Facebook users will find this latest feature under the "Your Facebook Information" menu in Settings, where you'll then click "Transfer Your Information." A series of prompts will walk you through the process to transfer your data to one of the available destinations.
To protect the data, Facebook says it will ask users to re-enter their password before the transfer begins, which it also does with other exports. The process will encrypt the data as it moves between Facebook and the other service, the company notes.
The move to support the export of text-based content is interesting, as it's been reported Facebook is developing a competitor to newsletter platform Substack.

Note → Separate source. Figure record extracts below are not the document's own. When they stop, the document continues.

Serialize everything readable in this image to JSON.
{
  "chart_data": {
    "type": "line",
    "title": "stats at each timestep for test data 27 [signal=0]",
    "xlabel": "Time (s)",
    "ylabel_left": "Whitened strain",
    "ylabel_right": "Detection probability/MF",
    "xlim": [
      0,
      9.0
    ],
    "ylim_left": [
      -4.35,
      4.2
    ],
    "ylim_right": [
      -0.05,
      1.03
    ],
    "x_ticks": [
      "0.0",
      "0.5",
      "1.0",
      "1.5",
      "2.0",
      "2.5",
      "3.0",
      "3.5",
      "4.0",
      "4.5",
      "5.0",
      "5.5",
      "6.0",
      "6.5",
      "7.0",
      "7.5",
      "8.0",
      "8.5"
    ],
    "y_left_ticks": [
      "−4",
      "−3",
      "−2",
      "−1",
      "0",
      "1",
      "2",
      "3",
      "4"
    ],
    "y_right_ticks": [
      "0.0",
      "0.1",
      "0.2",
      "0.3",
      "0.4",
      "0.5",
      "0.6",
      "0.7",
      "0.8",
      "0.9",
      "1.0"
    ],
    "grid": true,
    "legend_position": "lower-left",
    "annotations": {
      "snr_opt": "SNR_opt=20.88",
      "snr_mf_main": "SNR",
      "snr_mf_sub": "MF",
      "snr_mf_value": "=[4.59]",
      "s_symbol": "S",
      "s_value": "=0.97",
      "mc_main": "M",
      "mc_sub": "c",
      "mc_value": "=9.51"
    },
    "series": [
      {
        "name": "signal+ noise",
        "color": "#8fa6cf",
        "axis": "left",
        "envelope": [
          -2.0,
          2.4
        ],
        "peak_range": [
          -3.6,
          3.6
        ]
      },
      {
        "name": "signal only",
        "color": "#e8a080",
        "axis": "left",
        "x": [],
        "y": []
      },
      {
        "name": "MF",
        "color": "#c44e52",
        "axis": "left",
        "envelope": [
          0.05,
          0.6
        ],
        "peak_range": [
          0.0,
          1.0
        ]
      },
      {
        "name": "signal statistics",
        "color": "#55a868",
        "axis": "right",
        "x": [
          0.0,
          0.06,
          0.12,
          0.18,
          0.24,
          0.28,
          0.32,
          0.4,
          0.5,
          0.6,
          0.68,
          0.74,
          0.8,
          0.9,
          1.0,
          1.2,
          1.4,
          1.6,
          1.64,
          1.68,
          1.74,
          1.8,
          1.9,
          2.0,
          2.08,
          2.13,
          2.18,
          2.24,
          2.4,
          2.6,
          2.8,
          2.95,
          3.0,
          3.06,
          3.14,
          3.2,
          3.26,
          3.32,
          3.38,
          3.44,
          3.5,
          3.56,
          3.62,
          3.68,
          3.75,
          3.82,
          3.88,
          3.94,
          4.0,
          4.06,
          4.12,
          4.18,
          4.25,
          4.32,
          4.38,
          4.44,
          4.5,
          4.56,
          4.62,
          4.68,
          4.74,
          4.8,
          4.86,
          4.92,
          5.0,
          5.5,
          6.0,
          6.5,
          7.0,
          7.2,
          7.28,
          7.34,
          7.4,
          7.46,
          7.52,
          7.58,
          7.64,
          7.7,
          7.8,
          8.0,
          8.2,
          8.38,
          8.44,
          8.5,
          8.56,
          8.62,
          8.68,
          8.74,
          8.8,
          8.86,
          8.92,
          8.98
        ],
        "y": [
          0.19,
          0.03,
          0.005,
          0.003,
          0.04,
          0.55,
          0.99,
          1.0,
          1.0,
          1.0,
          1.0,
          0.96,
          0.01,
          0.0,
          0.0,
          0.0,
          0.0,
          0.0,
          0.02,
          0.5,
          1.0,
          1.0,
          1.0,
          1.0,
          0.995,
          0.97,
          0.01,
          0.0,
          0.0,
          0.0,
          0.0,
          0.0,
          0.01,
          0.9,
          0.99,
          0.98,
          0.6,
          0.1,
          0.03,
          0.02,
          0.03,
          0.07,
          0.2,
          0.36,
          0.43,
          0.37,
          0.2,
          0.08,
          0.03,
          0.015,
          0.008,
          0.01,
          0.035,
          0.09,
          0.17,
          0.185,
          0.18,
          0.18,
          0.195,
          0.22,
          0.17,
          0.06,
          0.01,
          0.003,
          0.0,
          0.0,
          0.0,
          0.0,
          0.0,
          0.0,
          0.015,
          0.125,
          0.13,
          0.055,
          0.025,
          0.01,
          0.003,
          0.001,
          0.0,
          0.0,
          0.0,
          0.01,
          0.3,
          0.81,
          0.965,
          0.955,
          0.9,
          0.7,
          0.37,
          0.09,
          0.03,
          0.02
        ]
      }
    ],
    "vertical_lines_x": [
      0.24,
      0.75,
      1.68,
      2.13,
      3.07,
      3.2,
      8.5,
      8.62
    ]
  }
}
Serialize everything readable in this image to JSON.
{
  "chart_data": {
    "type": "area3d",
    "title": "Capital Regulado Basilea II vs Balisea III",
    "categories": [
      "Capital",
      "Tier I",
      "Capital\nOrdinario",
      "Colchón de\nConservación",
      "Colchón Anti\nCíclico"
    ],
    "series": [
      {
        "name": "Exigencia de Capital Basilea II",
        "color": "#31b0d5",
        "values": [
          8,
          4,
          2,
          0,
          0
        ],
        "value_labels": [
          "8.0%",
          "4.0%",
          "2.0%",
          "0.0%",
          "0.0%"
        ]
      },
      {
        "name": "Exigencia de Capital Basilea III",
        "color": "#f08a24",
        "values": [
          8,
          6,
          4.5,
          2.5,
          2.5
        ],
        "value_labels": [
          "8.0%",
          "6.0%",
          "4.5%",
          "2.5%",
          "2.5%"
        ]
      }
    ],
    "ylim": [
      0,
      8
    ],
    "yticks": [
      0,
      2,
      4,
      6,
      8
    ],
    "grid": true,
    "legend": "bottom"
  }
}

The social network aims to capitalize on the growing momentum in the newsletter industry, which has recently seen a number of top writers leave larger publications in order to connect with their audience directly, via paid newsletters. Twitter also acquired a newsletter business, Revue, to pursue the same goals. While Facebook didn't say if its upcoming product would be included in the export procedure announced today, it makes for a good hedge against any sort of anti-competitive claims if and when Facebook rolls out the new service.
Today's addition is part of Facebook's larger Data Transfer Project, a collaboration between tech giants designed to give users more ways to move their content between services. Last year, for example, Facebook added a feature that gave users a way to export their Facebook photos and videos to Google Photos, as a result of the team-up. Users can now also export photos and videos to Backblaze, Dropbox and Koofr, as well.
Alongside news of its announcement, Facebook argued for regulation in the area of data portability. It said there should be laws that determine which data should be made portable, and who is responsible for protecting the data once it has been transferred. The company also pointed to comments it filed with the FTC last year as well as a white paper that explored the privacy questions that surround the development of data portability tools.